Летом на агитационной доске появился яркий плакат: полуседая женщина в огненно-красных одеждах поднимается из частокола штыков и зовет, манит за собой призывно вытянутой рукой: зовет на войну – молодых, старых, даже подростков, всех, кто может держать оружие. Зовет на смерть.
Зулейха, проходя мимо, каждый раз отвечала женщине упрямым долгим взглядом: сына – не отдам. Женщина была похожа на Зулейху, даже седина в слегка растрепанных волосах была такая же – яркими прядями – и оттого становилось неловко: будто с собой разговаривала.
Предки Зулейхи воевали с Золотой Ордой столетиями. Сколько продлится война с Германией – неведомо, а Юзуфу уже скоро двенадцать. Изабелла рассказала, что в армию могут забрать с восемнадцати, и осталось до этого лет – как пальцев на руке. Успеет ли война закончиться?

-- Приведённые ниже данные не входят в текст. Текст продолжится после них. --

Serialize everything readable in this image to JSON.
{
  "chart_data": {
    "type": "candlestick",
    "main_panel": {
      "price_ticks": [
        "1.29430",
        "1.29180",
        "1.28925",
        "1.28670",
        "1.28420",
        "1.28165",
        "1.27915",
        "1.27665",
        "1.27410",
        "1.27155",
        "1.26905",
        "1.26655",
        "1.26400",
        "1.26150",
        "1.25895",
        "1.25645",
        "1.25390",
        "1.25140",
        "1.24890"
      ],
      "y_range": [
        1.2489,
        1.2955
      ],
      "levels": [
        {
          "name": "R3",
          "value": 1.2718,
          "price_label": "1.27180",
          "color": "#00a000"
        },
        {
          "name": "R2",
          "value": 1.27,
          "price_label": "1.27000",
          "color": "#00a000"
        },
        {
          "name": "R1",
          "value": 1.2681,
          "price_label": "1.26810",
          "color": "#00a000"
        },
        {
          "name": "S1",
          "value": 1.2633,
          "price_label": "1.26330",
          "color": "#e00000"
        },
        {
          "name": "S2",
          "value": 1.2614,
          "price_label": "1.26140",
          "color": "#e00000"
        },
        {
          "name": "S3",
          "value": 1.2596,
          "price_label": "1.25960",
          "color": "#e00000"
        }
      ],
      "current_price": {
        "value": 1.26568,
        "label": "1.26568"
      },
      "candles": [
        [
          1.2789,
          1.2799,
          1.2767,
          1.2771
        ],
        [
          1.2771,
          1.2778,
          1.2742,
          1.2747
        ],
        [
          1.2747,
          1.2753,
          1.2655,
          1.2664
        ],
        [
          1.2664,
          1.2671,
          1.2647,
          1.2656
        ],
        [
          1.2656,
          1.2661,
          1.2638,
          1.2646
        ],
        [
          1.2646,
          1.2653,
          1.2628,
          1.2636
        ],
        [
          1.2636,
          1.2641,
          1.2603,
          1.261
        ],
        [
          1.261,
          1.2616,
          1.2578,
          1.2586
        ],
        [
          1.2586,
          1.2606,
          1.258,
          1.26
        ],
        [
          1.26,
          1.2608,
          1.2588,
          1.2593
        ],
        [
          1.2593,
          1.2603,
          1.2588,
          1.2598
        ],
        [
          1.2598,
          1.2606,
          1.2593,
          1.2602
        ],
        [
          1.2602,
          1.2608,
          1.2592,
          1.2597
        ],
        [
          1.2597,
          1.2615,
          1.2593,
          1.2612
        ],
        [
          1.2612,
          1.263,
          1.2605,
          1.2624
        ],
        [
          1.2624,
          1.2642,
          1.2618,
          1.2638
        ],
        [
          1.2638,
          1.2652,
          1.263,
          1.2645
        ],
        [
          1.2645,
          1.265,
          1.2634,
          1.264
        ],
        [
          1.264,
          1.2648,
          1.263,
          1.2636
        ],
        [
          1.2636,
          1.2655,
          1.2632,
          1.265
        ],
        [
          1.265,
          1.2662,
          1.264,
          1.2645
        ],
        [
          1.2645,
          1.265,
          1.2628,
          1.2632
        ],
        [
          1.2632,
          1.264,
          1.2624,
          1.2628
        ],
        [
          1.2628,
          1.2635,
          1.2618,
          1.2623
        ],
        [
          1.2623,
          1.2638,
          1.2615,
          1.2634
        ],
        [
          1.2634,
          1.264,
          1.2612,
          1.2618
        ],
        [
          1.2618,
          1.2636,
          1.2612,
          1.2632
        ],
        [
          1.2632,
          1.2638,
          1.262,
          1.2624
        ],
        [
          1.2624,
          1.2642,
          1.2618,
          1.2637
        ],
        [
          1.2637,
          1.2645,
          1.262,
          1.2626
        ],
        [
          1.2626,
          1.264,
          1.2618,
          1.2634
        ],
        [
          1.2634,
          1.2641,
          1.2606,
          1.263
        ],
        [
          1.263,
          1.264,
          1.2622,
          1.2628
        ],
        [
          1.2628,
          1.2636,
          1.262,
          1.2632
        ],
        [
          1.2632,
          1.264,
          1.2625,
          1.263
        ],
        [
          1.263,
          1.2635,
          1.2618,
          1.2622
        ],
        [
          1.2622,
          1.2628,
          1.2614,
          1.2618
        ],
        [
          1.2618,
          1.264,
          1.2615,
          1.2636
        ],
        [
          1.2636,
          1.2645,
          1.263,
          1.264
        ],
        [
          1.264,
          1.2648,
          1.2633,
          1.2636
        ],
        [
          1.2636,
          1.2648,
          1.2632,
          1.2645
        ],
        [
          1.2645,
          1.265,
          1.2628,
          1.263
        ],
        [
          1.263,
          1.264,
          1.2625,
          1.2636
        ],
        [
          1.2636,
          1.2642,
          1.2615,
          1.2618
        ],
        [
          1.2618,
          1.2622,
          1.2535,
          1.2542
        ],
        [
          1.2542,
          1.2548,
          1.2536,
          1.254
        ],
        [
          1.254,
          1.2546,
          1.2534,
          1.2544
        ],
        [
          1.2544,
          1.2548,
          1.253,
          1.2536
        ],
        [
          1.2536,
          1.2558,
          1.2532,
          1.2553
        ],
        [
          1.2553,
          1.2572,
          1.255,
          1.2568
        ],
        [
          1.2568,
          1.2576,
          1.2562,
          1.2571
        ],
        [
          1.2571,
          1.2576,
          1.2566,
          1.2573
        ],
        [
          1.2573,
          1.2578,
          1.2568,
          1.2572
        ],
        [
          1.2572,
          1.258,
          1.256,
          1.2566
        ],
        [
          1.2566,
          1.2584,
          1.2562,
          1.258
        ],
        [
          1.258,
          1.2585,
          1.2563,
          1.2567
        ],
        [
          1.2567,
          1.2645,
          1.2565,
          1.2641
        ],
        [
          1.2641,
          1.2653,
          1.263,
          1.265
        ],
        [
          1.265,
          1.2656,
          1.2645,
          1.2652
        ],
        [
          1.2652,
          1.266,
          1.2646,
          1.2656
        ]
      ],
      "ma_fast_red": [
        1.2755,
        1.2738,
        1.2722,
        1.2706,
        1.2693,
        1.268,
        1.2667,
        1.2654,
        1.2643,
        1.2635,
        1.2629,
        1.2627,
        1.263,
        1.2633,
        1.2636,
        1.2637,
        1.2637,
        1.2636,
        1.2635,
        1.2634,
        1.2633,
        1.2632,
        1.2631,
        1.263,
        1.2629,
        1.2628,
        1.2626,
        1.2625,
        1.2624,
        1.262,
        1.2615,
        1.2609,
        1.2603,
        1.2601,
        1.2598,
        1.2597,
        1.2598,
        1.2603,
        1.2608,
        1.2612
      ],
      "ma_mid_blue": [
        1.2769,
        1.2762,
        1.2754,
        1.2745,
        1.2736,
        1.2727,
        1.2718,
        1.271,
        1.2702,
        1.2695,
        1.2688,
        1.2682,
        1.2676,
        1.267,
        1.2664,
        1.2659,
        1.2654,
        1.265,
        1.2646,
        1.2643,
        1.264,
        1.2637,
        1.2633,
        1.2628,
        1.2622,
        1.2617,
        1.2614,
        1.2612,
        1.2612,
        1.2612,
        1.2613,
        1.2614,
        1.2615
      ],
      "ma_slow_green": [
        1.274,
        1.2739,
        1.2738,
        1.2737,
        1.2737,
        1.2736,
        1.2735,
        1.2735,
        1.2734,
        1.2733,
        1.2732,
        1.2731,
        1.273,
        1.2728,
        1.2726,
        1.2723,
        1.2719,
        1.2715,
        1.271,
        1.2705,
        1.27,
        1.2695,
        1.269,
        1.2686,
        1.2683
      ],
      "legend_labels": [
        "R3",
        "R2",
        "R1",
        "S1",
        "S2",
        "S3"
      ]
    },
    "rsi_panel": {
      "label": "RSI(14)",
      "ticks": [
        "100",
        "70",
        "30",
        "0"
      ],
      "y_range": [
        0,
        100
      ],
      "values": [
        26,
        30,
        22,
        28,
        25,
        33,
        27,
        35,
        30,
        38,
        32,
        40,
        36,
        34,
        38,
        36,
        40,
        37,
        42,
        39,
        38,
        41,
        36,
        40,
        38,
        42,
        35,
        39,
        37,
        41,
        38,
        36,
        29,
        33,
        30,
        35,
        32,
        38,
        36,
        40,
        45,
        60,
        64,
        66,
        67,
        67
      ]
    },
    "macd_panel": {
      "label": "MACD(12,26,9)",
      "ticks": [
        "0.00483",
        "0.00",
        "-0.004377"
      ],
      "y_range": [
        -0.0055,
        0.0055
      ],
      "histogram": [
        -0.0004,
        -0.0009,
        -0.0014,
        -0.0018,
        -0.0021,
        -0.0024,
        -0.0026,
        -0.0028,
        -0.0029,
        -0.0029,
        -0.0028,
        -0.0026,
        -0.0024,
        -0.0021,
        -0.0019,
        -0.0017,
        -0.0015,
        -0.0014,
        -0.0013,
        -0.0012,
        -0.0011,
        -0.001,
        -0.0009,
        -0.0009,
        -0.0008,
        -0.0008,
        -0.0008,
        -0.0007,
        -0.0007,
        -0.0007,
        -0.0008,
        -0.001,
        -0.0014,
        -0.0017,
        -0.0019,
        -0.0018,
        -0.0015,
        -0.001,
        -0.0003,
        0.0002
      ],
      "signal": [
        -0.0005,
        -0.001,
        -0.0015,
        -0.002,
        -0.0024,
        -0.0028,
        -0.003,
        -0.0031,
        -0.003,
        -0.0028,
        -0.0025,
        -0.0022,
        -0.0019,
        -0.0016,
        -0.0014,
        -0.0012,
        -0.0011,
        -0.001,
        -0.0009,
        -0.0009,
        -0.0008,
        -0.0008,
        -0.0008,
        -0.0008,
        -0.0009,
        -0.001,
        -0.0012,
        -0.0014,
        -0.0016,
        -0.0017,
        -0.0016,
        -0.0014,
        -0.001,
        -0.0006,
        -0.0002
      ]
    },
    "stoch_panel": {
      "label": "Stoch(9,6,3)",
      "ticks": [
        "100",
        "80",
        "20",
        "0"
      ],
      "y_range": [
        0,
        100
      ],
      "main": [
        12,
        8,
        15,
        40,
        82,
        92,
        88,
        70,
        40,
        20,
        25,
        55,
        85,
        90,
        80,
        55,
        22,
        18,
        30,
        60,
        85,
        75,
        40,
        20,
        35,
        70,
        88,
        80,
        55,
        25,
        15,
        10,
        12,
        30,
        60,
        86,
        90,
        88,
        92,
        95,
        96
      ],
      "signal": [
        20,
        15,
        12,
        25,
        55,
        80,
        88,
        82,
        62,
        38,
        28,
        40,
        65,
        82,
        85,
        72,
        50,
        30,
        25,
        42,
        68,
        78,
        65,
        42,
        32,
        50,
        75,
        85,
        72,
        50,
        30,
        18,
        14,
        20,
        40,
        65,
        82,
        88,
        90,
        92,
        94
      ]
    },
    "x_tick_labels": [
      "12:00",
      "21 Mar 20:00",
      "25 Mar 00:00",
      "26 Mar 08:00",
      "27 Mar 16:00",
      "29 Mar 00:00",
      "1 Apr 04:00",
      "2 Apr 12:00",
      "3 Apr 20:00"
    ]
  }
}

Юзуф сильно вытянулся за прошлый год, перерос Зулейху. Работал в магазине при пекарне, продавал хлеб. Теперь мало кто выпекал хлеб сам, и вечерами у пекарни выстраивалась очередь. Зулейха любила наблюдать за тем, как, стоя за высоким прилавком, сын быстро, словно играючи, звенел желтыми и серыми монетами, рассчитываясь с покупателями. Счетами не пользовался – считал всегда в уме. Магазин открывался после обеда, когда первая смена лесорубов возвращалась из леса (в поселке опять ввели посменный труд – для повышения производительности) – Юзуф как раз успевал прибежать из школы.
Учился хорошо, его хвалили. За успехи приняли в пионеры, и с тех пор на груди сына всегда горела огнем стрекоза красного галстука. На хозяйстве работал, как взрослый, – и дров нарубить, и ограду починить, и крышу поправить. При любой возможности по-прежнему старался улучить свободное время, чтобы сбегать в клуб к Иконникову.

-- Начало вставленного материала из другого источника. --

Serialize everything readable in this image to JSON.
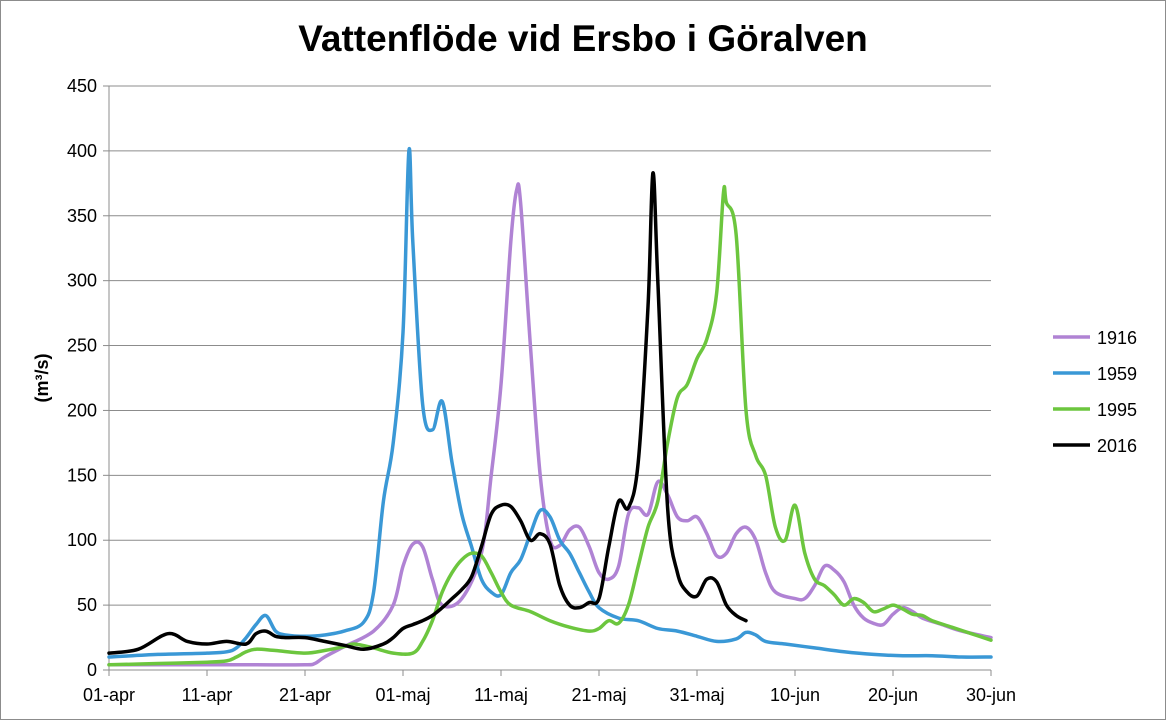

Тот за последние годы сильно сдал, обрюзг – много пил. Поселенцы научились гнать самогон не только из морошки, а и из черники, костяники, даже кислой рябины, и Иконников был одним из самых приверженных его почитателей. Илью Петровича так и оставили при клубе, в художественной артели, состоявшей из него одного. С его помощью Семрук поставлял в Красноярск помимо леса, пушнины и овощей также специфическую продукцию – писанные маслом картины, причем весьма приличного качества. Румяные лесорубы, пышногрудые хлеборобки и сытые, круглощекие пионеры лихо шагали или стояли, вперив в безоблачную даль задумчивые взоры, – по одному, по двое и группами. Картины охотно брали дома культуры – сельские и даже городские.